Le triton palmé est une petite espèce (5 à 10cm de long) caractérisée par sa queue aplatie, mince et brusquement tronquée au bout où elle se prolonge par un filament court. De teinte assez uniforme variant du jaune au brun, il présente une gorge claire de couleur chair. L’adjectif palmé ne concerne que les mâles en période de reproduction chez qui on observe des palmures complètes aux orteils plus un filament caudal allongé et noirâtre.

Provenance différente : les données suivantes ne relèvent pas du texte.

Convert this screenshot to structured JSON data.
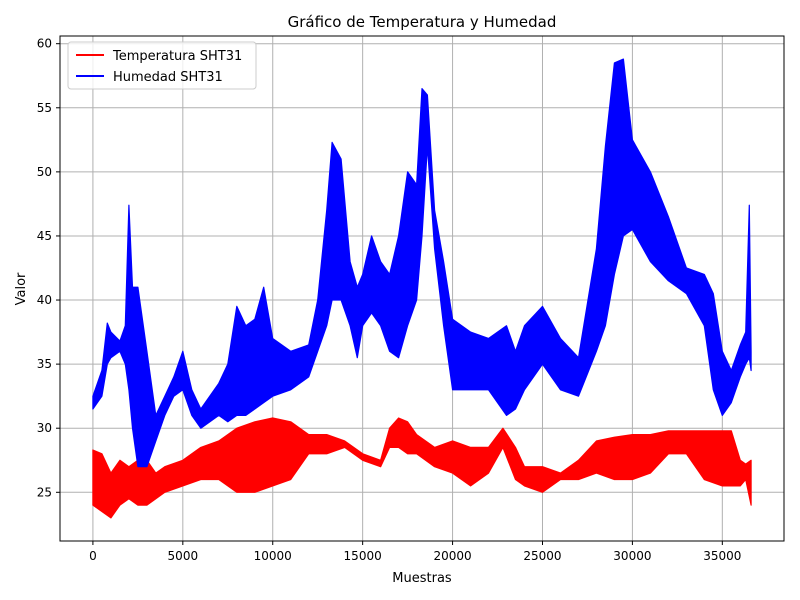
{
  "chart_data": {
    "type": "line",
    "title": "Gráfico de Temperatura y Humedad",
    "xlabel": "Muestras",
    "ylabel": "Valor",
    "xlim": [
      -1830,
      38430
    ],
    "ylim": [
      21.2,
      60.6
    ],
    "xticks": [
      0,
      5000,
      10000,
      15000,
      20000,
      25000,
      30000,
      35000
    ],
    "yticks": [
      25,
      30,
      35,
      40,
      45,
      50,
      55,
      60
    ],
    "grid": true,
    "legend_position": "top-left",
    "series": [
      {
        "name": "Temperatura SHT31",
        "color": "#ff0000",
        "x": [
          0,
          500,
          1000,
          1500,
          2000,
          2500,
          3000,
          3500,
          4000,
          5000,
          6000,
          7000,
          8000,
          9000,
          10000,
          11000,
          12000,
          13000,
          14000,
          15000,
          16000,
          16500,
          17000,
          17500,
          18000,
          19000,
          20000,
          21000,
          22000,
          22800,
          23500,
          24000,
          25000,
          26000,
          27000,
          28000,
          29000,
          30000,
          31000,
          32000,
          33000,
          34000,
          35000,
          35500,
          36000,
          36300,
          36600
        ],
        "min": [
          24.0,
          23.5,
          23.0,
          24.0,
          24.5,
          24.0,
          24.0,
          24.5,
          25.0,
          25.5,
          26.0,
          26.0,
          25.0,
          25.0,
          25.5,
          26.0,
          28.0,
          28.0,
          28.5,
          27.5,
          27.0,
          28.5,
          28.5,
          28.0,
          28.0,
          27.0,
          26.5,
          25.5,
          26.5,
          28.5,
          26.0,
          25.5,
          25.0,
          26.0,
          26.0,
          26.5,
          26.0,
          26.0,
          26.5,
          28.0,
          28.0,
          26.0,
          25.5,
          25.5,
          25.5,
          26.0,
          24.0
        ],
        "max": [
          28.3,
          28.0,
          26.5,
          27.5,
          27.0,
          27.5,
          27.5,
          26.5,
          27.0,
          27.5,
          28.5,
          29.0,
          30.0,
          30.5,
          30.8,
          30.5,
          29.5,
          29.5,
          29.0,
          28.0,
          27.5,
          30.0,
          30.8,
          30.5,
          29.5,
          28.5,
          29.0,
          28.5,
          28.5,
          30.0,
          28.5,
          27.0,
          27.0,
          26.5,
          27.5,
          29.0,
          29.3,
          29.5,
          29.5,
          29.8,
          29.8,
          29.8,
          29.8,
          29.8,
          27.5,
          27.2,
          27.5
        ]
      },
      {
        "name": "Humedad SHT31",
        "color": "#0000ff",
        "x": [
          0,
          500,
          800,
          1000,
          1500,
          1800,
          2000,
          2200,
          2500,
          3000,
          3500,
          4000,
          4500,
          5000,
          5500,
          6000,
          7000,
          7500,
          8000,
          8500,
          9000,
          9500,
          10000,
          11000,
          12000,
          12500,
          13000,
          13300,
          13800,
          14300,
          14700,
          15000,
          15500,
          16000,
          16500,
          17000,
          17500,
          18000,
          18300,
          18600,
          19000,
          19500,
          20000,
          21000,
          22000,
          23000,
          23500,
          24000,
          25000,
          26000,
          27000,
          28000,
          28500,
          29000,
          29500,
          30000,
          31000,
          32000,
          33000,
          34000,
          34500,
          35000,
          35500,
          36000,
          36300,
          36500,
          36600
        ],
        "min": [
          31.5,
          32.5,
          35.0,
          35.5,
          36.0,
          35.0,
          33.0,
          30.0,
          27.0,
          27.0,
          29.0,
          31.0,
          32.5,
          33.0,
          31.0,
          30.0,
          31.0,
          30.5,
          31.0,
          31.0,
          31.5,
          32.0,
          32.5,
          33.0,
          34.0,
          36.0,
          38.0,
          40.0,
          40.0,
          38.0,
          35.5,
          38.0,
          39.0,
          38.0,
          36.0,
          35.5,
          38.0,
          40.0,
          45.0,
          52.0,
          44.0,
          38.0,
          33.0,
          33.0,
          33.0,
          31.0,
          31.5,
          33.0,
          35.0,
          33.0,
          32.5,
          36.0,
          38.0,
          42.0,
          45.0,
          45.5,
          43.0,
          41.5,
          40.5,
          38.0,
          33.0,
          31.0,
          32.0,
          34.0,
          35.0,
          35.5,
          34.5
        ],
        "max": [
          32.5,
          34.5,
          38.2,
          37.5,
          36.8,
          38.0,
          47.4,
          41.0,
          41.0,
          36.0,
          31.0,
          32.5,
          34.0,
          36.0,
          33.0,
          31.5,
          33.5,
          35.0,
          39.5,
          38.0,
          38.5,
          41.0,
          37.0,
          36.0,
          36.5,
          40.0,
          47.0,
          52.3,
          51.0,
          43.0,
          41.0,
          42.0,
          45.0,
          43.0,
          42.0,
          45.0,
          50.0,
          49.0,
          56.5,
          56.0,
          47.0,
          43.0,
          38.5,
          37.5,
          37.0,
          38.0,
          36.0,
          38.0,
          39.5,
          37.0,
          35.5,
          44.0,
          52.0,
          58.5,
          58.8,
          52.5,
          50.0,
          46.5,
          42.5,
          42.0,
          40.5,
          36.0,
          34.5,
          36.5,
          37.5,
          47.4,
          36.0
        ]
      }
    ]
  }
}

Cette espèce se reproduit dans toutes sortes de milieux aquatiques aux eaux calmes stagnantes. En dehors de la période de reproduction, jeunes et adultes mènent souvent une vie terrestre et ils hibernent à terre, non loin du point d’eau où se déroule la reproduction. Celle-ci commence très tôt dès janvier-février selon les régions et dure jusqu’en juin-juillet. Les mâles plus colorés que les femelles (et donc palmés) entreprennent des parades complexes avec des mouvements du corps et de la queue face à la femelle. Si cette dernière est consentante, le mâle dépose devant elle un paquet de sperme au sommet d’une masse gélatineuse (un spermatophore). La parade du mâle incite la femelle à venir se positionner au-dessus de ce paquet et de le récupérer avec son cloaque ouvert où il reste collé un temps. La fécondation a lieu ensuite dans les voies génitales de la femelle. Ensuite, les femelles pondent les œufs fécondés en les déposant un par un sur des feuilles de plantes aquatiques qu’elles replient ensuite le plus souvent. La ponte dure plusieurs jours. Le développement embryonnaire se déroule dans l’œuf qui éclot et donne une larve ressemblant à l’adulte mais pourvue de branchies externes. Elle grandit et se métamorphose en adulte, perdant alors les branchies externes.

Protocole

 

Pour tester l’impact du réchauffement de l’eau sur la reproduction, l’équipe de chercheurs a mis en place une expérimentation visant à comparer la reproduction de tritons sauvages à trois températures différentes. 120 mâles et autant de femelles ont été pêchés dans une mare du Causse du Larzac (et remis dans leur mare à la fin de l’expérience !) en février avant le début des parades et répartis dans trois lots de deux aquariums : l’un à 14,5°C, le second à 18°C et le 3ème à 22°C. Ces températures s’inscrivent dans les valeurs observées au cours de la période de reproduction (février à juillet) qui varient de 6,5°C à 23,5°C ; d’autre part, les projections climatiques annoncent un réchauffement possible de 4°C d’ici 2010 pour cette région. Pour la suite on reconstitue dans les trois lots en parallèle les étapes de la reproduction, toujours à la même température retenue pour chaque lot.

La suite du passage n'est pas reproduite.